NIGHT WISHES came out after Lee’s passing in 2019. Upon publication, Maria Marshall kindly asked to interview me about it on her blog, The Picture Book Buzz. One of her questions was about how I got involved in a Lee Bennett Hopkins anthology, which gave me a wonderful opportunity to reflect not only on the unique process of working with Lee, but also on our friendship, the precious time we spent together from afar, and his profound impact on me personally and professionally. On the right is my answer to Maria’s question.
Contributing to Lee’s anthologies was by invitation
and this was my experience in the three LBH books I wrote poems for (School People, Night Wishes, and another that may or may not be published). In all cases, I was assigned a topic to write about and given free reign as to form. That said, Lee was a wonderful and exacting editor, and he knew what he was looking for—which means I went through quite a few revisions before he accepted a poem as “done”!
My poetry tends toward older kids, so writing for the younger set is a real challenge for me—I struggled mightily with all the poems I wrote for Lee! I even not-so-subtly hinted that he might want to ask someone else to write them, but he was always patient and encouraging. He pushed me in all the best ways.
Example: my first draft of “Night Light” was a tortured roundel, to which he responded along the lines of “You’re waxing poetic—what night light do you know talks like that?”
Hahaha. Loved that man!
How would a clock, nightlight, or teddy bear say good night? In this enchanting poetry collection, Lee Bennett Hopkins and thirteen other poets imagine the wishes whispering through a young girl’s bedroom as she falls asleep. The bookshelf’s stories curl through her head; the pillow transforms into a hot air balloon; the rocking horse waits expectantly for tomorrow’s adventures. Stunning gouache illustrations by Jen Corace offer new details to discover with every reading.
Perfect for bedtime reading and re-reading, Night Wishes will transport young readers into a wonderful, whimsical world of dreams.

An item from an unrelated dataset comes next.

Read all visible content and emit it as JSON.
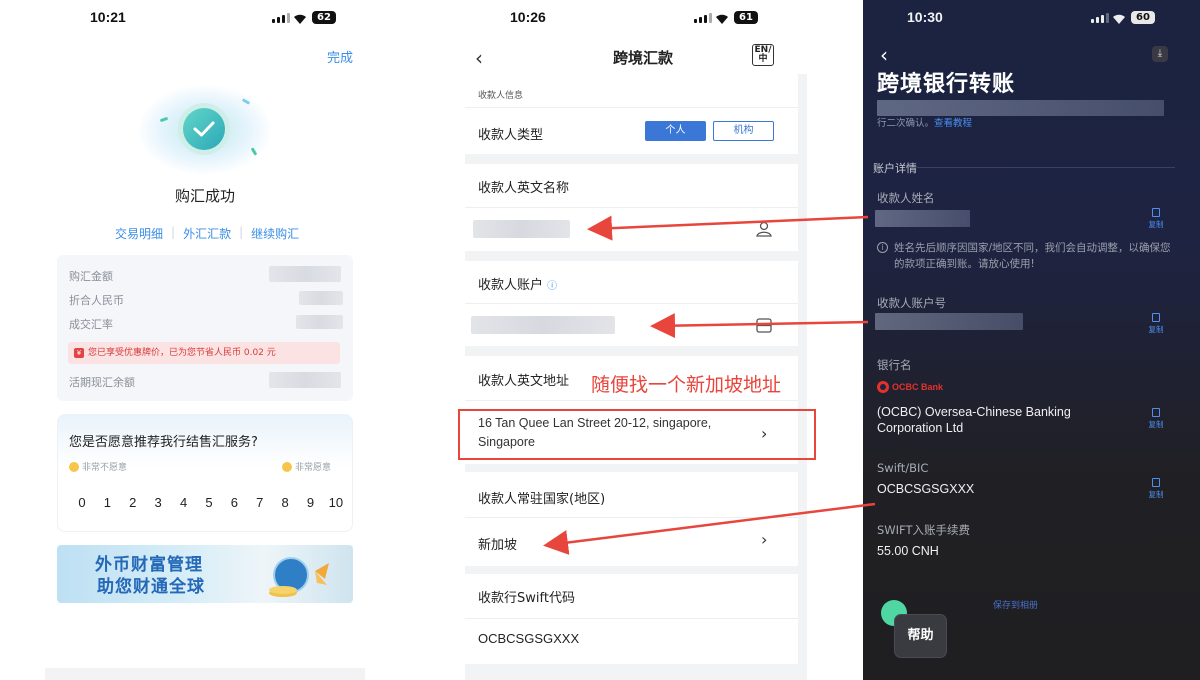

A gentle, comforting ticket to beddy-bye—and good dreams.
The late Lee Bennett Hopkins gathered these fourteen poems, written by such prominent children’s poets as Joyce Sidman, Nikki Grimes, and Eileen Spinelli, for this picture book of dreamy, comforting images of nighttime and sleep. The volume begins and ends with a poem by Rebecca Kai Dotlich: first “Bed,” which invites children to “Climb in”; and then “Bed Again,” inviting them to “Climb out” and “Grab your breakfast, / your curiosity, / your wonder— / and go.” Illustrator Corace takes the opening spread to show a brown-skinned child surrounded by the motifs that will resurface in subsequent poems, including the teddy bear found in Hopkins’s own: “I’m here for you / to snuggle into / as you / squeeze me tight.” The poems flow smoothly from one to the next; the illustrations also have a linear progression in that they skillfully incorporate related elements: stars in one image, stars and an angel in the following illustration, and then a starry window with the child in bed and a picture of an angel above. Children will enjoy finding the repeating motifs and appreciate the soothing, snuggly poetry. –Susan Dove Lempke
From the November/December 2020 issue of The Horn Book Magazine.
Vital … for a back-to-school collection and good for reading aloud
Featuring 14 persona poems, this anthology features 10 poets anthropomorphizing items that can be found in the bedroom—“Cat” by Eileen Spinelli, “Teddy Bear” by volume editor Hopkins, and “Night-light” by Renée M. LaTulippe—and delivering goodnight wishes from its perspective. Three more poets—Nikki Grimes, Deborah Ruddell, and Darren Sardelli—offer lines from “Angel,” “Stars,” and “Moon,” respectively. While the poems vary in rhyme scheme, they share a gentle, whimsical tone (“I’ll dream of sunlit fisheries/ with daring things to do./ You’ll dream of starry wisheries/ where sweetest dreams come true,” reads Spinelli’s “Cat”). Corace’s soft illustrations feature a brown-skinned child with a mass of dark hair amid cheerily colored dreamscapes: in one scene, a cat is a galaxy swimming along giant green fish, while the child is garbed in astronaut attire. An imaginative anthology sure to send readers straight to sweet dreams. Ages 4–8.